People in Bay Village are not fans of the new trash collection time. “The trash schedule is a disaster,” Morrisroe said, adding that none of the neighbors were consulted about the change. She urged residents to put out their trash as late as possible the night before if it absolutely cannot be put out before 6:00am on trash day.
Morrisroe is also part of the Alliance of Downtown Civic Organizations (ADCO), and gave an update on the short term rental regulation, which is something the organization has been invested in. She said that Airbnb settled with the city in August, so starting this December, every short term rental has to be registered with the city. She said to call 311 if there is any suspicion of illegal Airbnbs in the neighborhood, and that eventually there will be a space in the 311 app to report such properties. “We need the neighbors to be as vigilant as you can,” she said. She added that Chief of Housing Sheila Dillion said that at least 1500 new apartments will go back on the market after the registration process goes into effect.
Lastly, BVNA members heard from State Rep. Aaron Michlewitz, a representative from City Councilor Annissa Essaibi-George’s office, and Alejandra St. Guillen, who is running for City Council At-Large.
Michlewitz talked about the education reform that was passed last week, which he said is the first time the formula has changed in 26 years. He said the reimbursement for charter schools will change, as well as some other formulas that have been a focus for a while. “We have a huge achievement gap in the Commonwealth,” he said. “We pride ourselves on education.”
He said that the budget that was passed this July was his first as Chairman of the Ways and Means Committee. He said they put in “monumental” money for education, as well as “historic amounts” of money for homelessness and housing. “We have great shelters in my district,” he said, adding that the individual shelter line item was fully funded in the budget as well.
“We’re putting an extensive amount of money into public housing,” Michlewitz said. He said there are infrastructure issues with public housing across the board, and money needs to be dedicated to fix the problems. He also said that whenever talking about a particular housing development project it is important that there is onsite affordability.
Additionally, there will be increased Community Preservation Act (CPA) funding due to the increase in fees at the Registry of Deeds. The money from that will go directly into CPA funding, he said. He has a coffee hour scheduled for Saturday, November 2 at the Berkeley Perk cafe in the South End. He also encouraged people to email him with any concerns that he may be able to create legislation from. “I’m there to be your voice and to work on behalf of you,” he said.
A representative from Annissa Essaibi-George’s office talked about some things that the councilor has been working on, including working to make sure schools are fully funded by the budget. Every BPS school now has a full-time nurse, and Essaibi-George is continuing to work on increasing mental health professionals throughout the schools as well. She is also working on increasing access to affordable units throughout the city as well as artist live/work spaces, “addressing the most vulnerable populations in this housing crisis,” the representative said.
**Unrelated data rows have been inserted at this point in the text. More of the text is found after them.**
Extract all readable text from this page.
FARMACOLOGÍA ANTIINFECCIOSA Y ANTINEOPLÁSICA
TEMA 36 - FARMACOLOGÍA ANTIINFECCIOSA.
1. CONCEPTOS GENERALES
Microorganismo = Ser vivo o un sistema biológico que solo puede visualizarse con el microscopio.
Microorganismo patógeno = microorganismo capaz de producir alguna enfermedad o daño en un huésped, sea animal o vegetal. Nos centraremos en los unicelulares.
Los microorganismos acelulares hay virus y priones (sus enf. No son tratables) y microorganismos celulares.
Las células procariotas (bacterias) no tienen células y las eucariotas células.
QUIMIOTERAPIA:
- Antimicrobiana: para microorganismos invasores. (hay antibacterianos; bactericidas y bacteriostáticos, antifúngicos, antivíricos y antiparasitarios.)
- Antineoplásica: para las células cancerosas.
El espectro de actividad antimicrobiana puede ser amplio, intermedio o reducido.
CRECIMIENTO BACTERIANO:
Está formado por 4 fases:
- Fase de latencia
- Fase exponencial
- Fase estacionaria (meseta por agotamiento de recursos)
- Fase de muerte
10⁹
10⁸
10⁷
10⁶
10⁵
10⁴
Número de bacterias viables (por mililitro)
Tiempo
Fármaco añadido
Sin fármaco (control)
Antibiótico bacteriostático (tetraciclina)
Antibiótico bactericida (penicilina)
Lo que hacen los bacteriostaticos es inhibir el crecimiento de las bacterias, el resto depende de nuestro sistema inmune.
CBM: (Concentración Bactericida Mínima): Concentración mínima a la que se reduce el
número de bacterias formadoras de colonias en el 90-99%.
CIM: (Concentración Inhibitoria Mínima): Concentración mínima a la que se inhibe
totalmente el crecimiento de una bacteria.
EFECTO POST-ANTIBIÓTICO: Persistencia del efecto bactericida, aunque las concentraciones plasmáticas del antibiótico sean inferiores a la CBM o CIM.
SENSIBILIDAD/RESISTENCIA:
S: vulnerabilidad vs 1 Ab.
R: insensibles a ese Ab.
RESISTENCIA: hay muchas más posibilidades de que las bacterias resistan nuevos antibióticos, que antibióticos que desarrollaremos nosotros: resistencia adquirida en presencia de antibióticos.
Alejandra St. Guillen said that she grew up in Mission Hill, and was a Boston Public Schools graduate. She was a public school teacher and served as the Director of Immigrant Advancement for the City of Boston. She said in her time in that position, she realized “just how critical municipal government was.” She said that if elected, she is “excited about joining a council that already has a lot of strong women.” She also asked everyone to get out and vote on November 5.
“I’m excited,” she said. “I think there’s a real opportunity in the city to shape the type of city we want to be for generations to come.”